I progetti dell’EIP sono ancora nella loro fase iniziale, e dunque non è possibile valutarne in modo preciso l’impatto. Appare però già evidente che il loro successo dipenderà dal contesto politico e dal rafforzamento della capacità di agire delle autorità. La debolezza delle istituzioni e i privilegi conferiti alle imprese statali pongono sfide notevoli per l’efficacia degli investimenti in questo ambito. Inoltre, le carenze nel sistema di istruzione e lo spopolamento devono essere affrontati se si vuole far emergere una forza lavoro qualificata e in grado di guidare lo sviluppo economico. "Ci mancano non solo i fondi, ma anche l’infrastruttura necessaria per garantire l’attuazione dei progetti", afferma Stanislav Vučković. "Abbiamo bisogno di opportunità per acquisire esperienza diretta e scambiarci conoscenze con i paesi dell’Ue". Secondo l’attivista, "il principale ostacolo a una vera transizione verde della Serbia è il regime politico serbo sostenuto dall’Ue".

I comuni dei Balcani occidentali hanno bisogno di sviluppare le competenze necessarie. Essere in grado di svolgere analisi d’impatto ambientale esaustive è cruciale per garantire che i progetti contribuiscano davvero alla transizione verde. Ma la loro efficacia dipende in ultima analisi dalla fase di attuazione: buone pratiche di governance sono indispensabili a questo scopo.

Le ong consultate sollevano anche preoccupazioni per la mancanza di dialogo con la società civile durante la fase di pianificazione dei progetti dell’EIP, evidenziando la necessità di maggiore coinvolgimento e trasparenza. Secondo Samir Lemeš "il processo non è trasparente, non ci sono abbastanza informazioni disponibili pubblicamente, e la maggior parte dei fondi finisce a consulenti dell’Ue".

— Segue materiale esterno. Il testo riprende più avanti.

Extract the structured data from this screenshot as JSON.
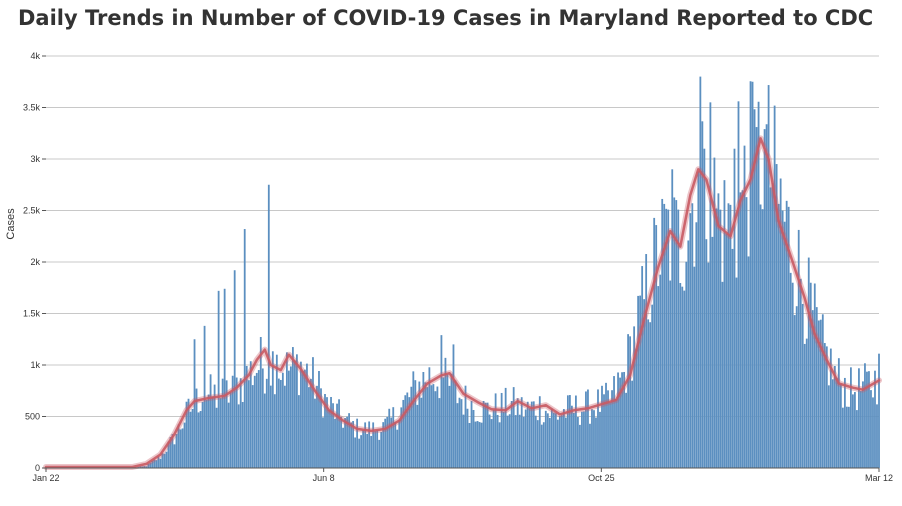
{
  "title": "Daily Trends in Number of COVID-19 Cases in Maryland Reported to CDC",
  "colors": {
    "bar": "#5b8fc0",
    "avg": "#c95a63",
    "grid": "#c8c8c8",
    "axis": "#555555",
    "text": "#333333"
  },
  "chart_data": {
    "type": "bar",
    "title": "Daily Trends in Number of COVID-19 Cases in Maryland Reported to CDC",
    "xlabel": "",
    "ylabel": "Cases",
    "x_start": "2020-01-22",
    "x_end": "2021-03-12",
    "ylim": [
      0,
      4000
    ],
    "grid": true,
    "x_tick_labels": [
      "Jan 22",
      "Jun 8",
      "Oct 25",
      "Mar 12"
    ],
    "y_tick_labels": [
      "0",
      "500",
      "1k",
      "1.5k",
      "2k",
      "2.5k",
      "3k",
      "3.5k",
      "4k"
    ],
    "series": [
      {
        "type": "bar",
        "keyframes": [
          [
            "2020-01-22",
            0
          ],
          [
            "2020-03-05",
            0
          ],
          [
            "2020-03-12",
            20
          ],
          [
            "2020-03-19",
            110
          ],
          [
            "2020-03-26",
            300
          ],
          [
            "2020-04-02",
            550
          ],
          [
            "2020-04-09",
            720
          ],
          [
            "2020-04-16",
            700
          ],
          [
            "2020-04-23",
            720
          ],
          [
            "2020-04-30",
            870
          ],
          [
            "2020-05-07",
            1000
          ],
          [
            "2020-05-14",
            1030
          ],
          [
            "2020-05-21",
            950
          ],
          [
            "2020-05-28",
            1000
          ],
          [
            "2020-06-04",
            820
          ],
          [
            "2020-06-11",
            600
          ],
          [
            "2020-06-18",
            480
          ],
          [
            "2020-06-25",
            380
          ],
          [
            "2020-07-02",
            370
          ],
          [
            "2020-07-09",
            400
          ],
          [
            "2020-07-16",
            550
          ],
          [
            "2020-07-23",
            750
          ],
          [
            "2020-07-30",
            880
          ],
          [
            "2020-08-06",
            880
          ],
          [
            "2020-08-13",
            720
          ],
          [
            "2020-08-20",
            620
          ],
          [
            "2020-08-27",
            560
          ],
          [
            "2020-09-03",
            580
          ],
          [
            "2020-09-10",
            620
          ],
          [
            "2020-09-17",
            560
          ],
          [
            "2020-09-24",
            600
          ],
          [
            "2020-10-01",
            500
          ],
          [
            "2020-10-08",
            560
          ],
          [
            "2020-10-15",
            580
          ],
          [
            "2020-10-22",
            610
          ],
          [
            "2020-10-29",
            650
          ],
          [
            "2020-11-05",
            900
          ],
          [
            "2020-11-12",
            1400
          ],
          [
            "2020-11-19",
            1900
          ],
          [
            "2020-11-26",
            2250
          ],
          [
            "2020-12-03",
            2150
          ],
          [
            "2020-12-10",
            2650
          ],
          [
            "2020-12-17",
            2750
          ],
          [
            "2020-12-24",
            2350
          ],
          [
            "2020-12-31",
            2400
          ],
          [
            "2021-01-07",
            2900
          ],
          [
            "2021-01-14",
            3100
          ],
          [
            "2021-01-21",
            2600
          ],
          [
            "2021-01-28",
            2100
          ],
          [
            "2021-02-04",
            1650
          ],
          [
            "2021-02-11",
            1200
          ],
          [
            "2021-02-18",
            900
          ],
          [
            "2021-02-25",
            750
          ],
          [
            "2021-03-04",
            780
          ],
          [
            "2021-03-12",
            850
          ]
        ],
        "spikes": [
          [
            "2020-04-05",
            1250
          ],
          [
            "2020-04-10",
            1380
          ],
          [
            "2020-04-17",
            1720
          ],
          [
            "2020-04-20",
            1740
          ],
          [
            "2020-04-25",
            1920
          ],
          [
            "2020-04-30",
            2320
          ],
          [
            "2020-05-12",
            2750
          ],
          [
            "2020-05-16",
            1100
          ],
          [
            "2020-08-06",
            1290
          ],
          [
            "2020-08-12",
            1200
          ],
          [
            "2020-11-29",
            2900
          ],
          [
            "2020-12-13",
            3800
          ],
          [
            "2020-12-15",
            3100
          ],
          [
            "2020-12-18",
            3550
          ],
          [
            "2020-12-30",
            3100
          ],
          [
            "2021-01-01",
            3560
          ],
          [
            "2021-01-08",
            3750
          ],
          [
            "2021-01-10",
            3310
          ],
          [
            "2021-01-14",
            3290
          ],
          [
            "2021-03-12",
            1110
          ]
        ]
      },
      {
        "type": "line",
        "points": [
          [
            "2020-01-22",
            10
          ],
          [
            "2020-03-05",
            10
          ],
          [
            "2020-03-12",
            40
          ],
          [
            "2020-03-19",
            130
          ],
          [
            "2020-03-26",
            330
          ],
          [
            "2020-04-01",
            560
          ],
          [
            "2020-04-05",
            650
          ],
          [
            "2020-04-12",
            680
          ],
          [
            "2020-04-20",
            700
          ],
          [
            "2020-04-26",
            780
          ],
          [
            "2020-05-02",
            900
          ],
          [
            "2020-05-06",
            1050
          ],
          [
            "2020-05-10",
            1150
          ],
          [
            "2020-05-13",
            1000
          ],
          [
            "2020-05-18",
            950
          ],
          [
            "2020-05-22",
            1100
          ],
          [
            "2020-05-28",
            960
          ],
          [
            "2020-06-04",
            750
          ],
          [
            "2020-06-11",
            560
          ],
          [
            "2020-06-18",
            460
          ],
          [
            "2020-06-25",
            380
          ],
          [
            "2020-07-02",
            360
          ],
          [
            "2020-07-09",
            380
          ],
          [
            "2020-07-16",
            460
          ],
          [
            "2020-07-23",
            650
          ],
          [
            "2020-07-30",
            820
          ],
          [
            "2020-08-06",
            900
          ],
          [
            "2020-08-10",
            920
          ],
          [
            "2020-08-17",
            720
          ],
          [
            "2020-08-24",
            640
          ],
          [
            "2020-08-31",
            570
          ],
          [
            "2020-09-07",
            560
          ],
          [
            "2020-09-13",
            650
          ],
          [
            "2020-09-20",
            580
          ],
          [
            "2020-09-27",
            610
          ],
          [
            "2020-10-04",
            520
          ],
          [
            "2020-10-11",
            560
          ],
          [
            "2020-10-18",
            580
          ],
          [
            "2020-10-25",
            620
          ],
          [
            "2020-11-01",
            660
          ],
          [
            "2020-11-08",
            900
          ],
          [
            "2020-11-15",
            1450
          ],
          [
            "2020-11-22",
            1950
          ],
          [
            "2020-11-28",
            2300
          ],
          [
            "2020-12-03",
            2150
          ],
          [
            "2020-12-08",
            2650
          ],
          [
            "2020-12-12",
            2900
          ],
          [
            "2020-12-16",
            2800
          ],
          [
            "2020-12-22",
            2350
          ],
          [
            "2020-12-28",
            2250
          ],
          [
            "2021-01-02",
            2600
          ],
          [
            "2021-01-07",
            2800
          ],
          [
            "2021-01-12",
            3200
          ],
          [
            "2021-01-16",
            3000
          ],
          [
            "2021-01-21",
            2400
          ],
          [
            "2021-01-28",
            2000
          ],
          [
            "2021-02-03",
            1650
          ],
          [
            "2021-02-08",
            1300
          ],
          [
            "2021-02-14",
            1050
          ],
          [
            "2021-02-20",
            820
          ],
          [
            "2021-02-27",
            780
          ],
          [
            "2021-03-04",
            760
          ],
          [
            "2021-03-12",
            850
          ]
        ]
      }
    ]
  }
}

Mettere i numeri in prospettiva

L’ammontare complessivo dei finanziamenti dell’Ue diretti ai Balcani occidentali attraverso l’EIP è relativamente modesto se confrontato con i fondi dell’Ue che fluiscono negli stati membri confinanti coi Balcani occidentali, come Romania, Bulgaria, Croazia, Ungheria e Grecia. È naturale che i paesi dell’Ue beneficino di molti più programmi e opportunità di finanziamento – è anche per questo che i paesi candidati sono tanto interessati a poter finalmente accedere all’Ue. Secondo Selma Ahatović-Lihić, "il divario tra i Balcani occidentali e l’Ue rimane ancora enorme".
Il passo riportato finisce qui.